Dementsprechend sind folgende Deckungsbausteine mit versicherbar:

  • Roadshows und sonstige Äußerungen
  • Mitversicherung von im „Underwriting Agreement“ freigestellten Konsortialbanken
  • Versicherungsschutz für veräußernde Aktionäre („Selling Shareholder“)

Wer ist versichert?

  • die Gesellschaft als Emittentin
  • Organmitglieder und Arbeitnehmer
  • ggf. Dritte

Wer versichert?
Im Gegensatz zum mittlerweile ganzjährig hochaktiven Anleihen-Emissionsmarkt ist der Markt für Eigenkapital-Emissionen (IPO, SPO, etc.) erst seit Ende 2012 wieder richtig aktiv, wobei der Markt für die sogenannten Minibonds (Anleihen von Mittelstandsunternehmen) zur Zeit zum Erliegen gekommen ist. Die momentane Niedrigzinsphase der Notenbanken lässt jedoch diese alternative Finanzierung über den Kapitalmarkt neben dem regulären Bankdarlehen für Unternehmen weiterhin attraktiv erscheinen.
In Deutschland sind die führenden D&O-Versicherer auch zugleich die POSI-Versicherer. Maximale im deutschen Markt platzierbare Kapazität beträgt zur Zeit ca. EUR 450 Mio. Versicherungssumme.

Managerhaftung

Managerhaftung

Führungskräfte haben eine große Verantwortung gegenüber ihrem Unternehmen, Gesellschaftern, Banken und anderen Dritten („Stakeholdern“). Kommen sie dieser Verantwortung nicht (ausreichend) nach und es entsteht dadurch ein finanzieller Schaden, dann müssen sie persönlich Schadenersatz leisten („Managerhaftung“). Stetige Haftungsverschärfungen und eine aggressive Anspruchsmentalität führen dazu, dass z.B. in Deutschland allein gegen GmbH-Geschäftsführer jährlich über mehrere tausend Schadenersatzprozesse angestrengt werden.

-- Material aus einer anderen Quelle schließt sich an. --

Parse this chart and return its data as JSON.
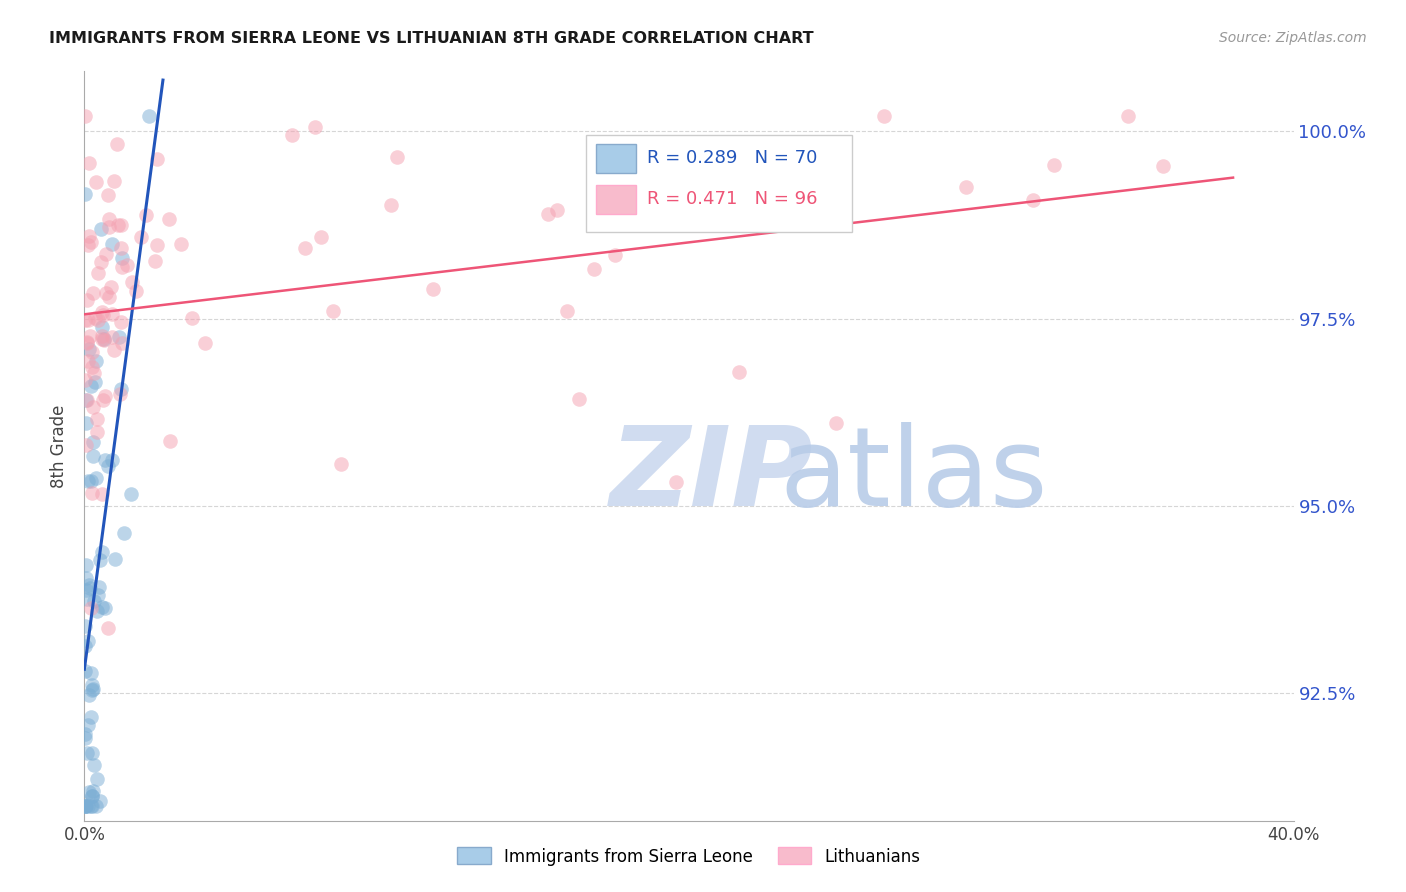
{
  "title": "IMMIGRANTS FROM SIERRA LEONE VS LITHUANIAN 8TH GRADE CORRELATION CHART",
  "source": "Source: ZipAtlas.com",
  "ylabel": "8th Grade",
  "yaxis_labels": [
    "100.0%",
    "97.5%",
    "95.0%",
    "92.5%"
  ],
  "yaxis_values": [
    1.0,
    0.975,
    0.95,
    0.925
  ],
  "xmin": 0.0,
  "xmax": 0.4,
  "ymin": 0.908,
  "ymax": 1.008,
  "blue_label": "Immigrants from Sierra Leone",
  "pink_label": "Lithuanians",
  "blue_R": 0.289,
  "blue_N": 70,
  "pink_R": 0.471,
  "pink_N": 96,
  "blue_color": "#7AADD4",
  "pink_color": "#F4A0B0",
  "trend_blue": "#2255BB",
  "trend_pink": "#EE5577",
  "legend_blue_face": "#A8CCE8",
  "legend_pink_face": "#F8BBCC",
  "watermark_zip_color": "#D0DCF0",
  "watermark_atlas_color": "#B8CCE8"
}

Unabhängig (oder auch im Vorfeld) einer zivilrechtlichen Inanspruchnahme müssen sich Manager mit strafrechtlicher Verfolgung bzw. entsprechenden Ermittlungen auseinandersetzen, z.B. beim Vorwurf der Untreue.

Directors & Officers Versicherung (D&O)

Directors & Officers Versicherung (D&O)

Die zivilrechtlichen Haftungsrisiken der Manager können mit einer Directors & Officers-Versicherung (D&O-Versicherung, auch Managerhaftpflichtversicherung oder Vermögensschadenhaftpflichtversicherung für Unternehmensleiter) abgesichert werden. Sie ist mittlerweile zu einer Art „Pflichtversicherung“ für jeden Manager geworden. Hierbei haben sich im Laufe der letzten Jahre verschiedene Ausprägungen von D&O-Versicherungen im Versicherungsmarkt etabliert.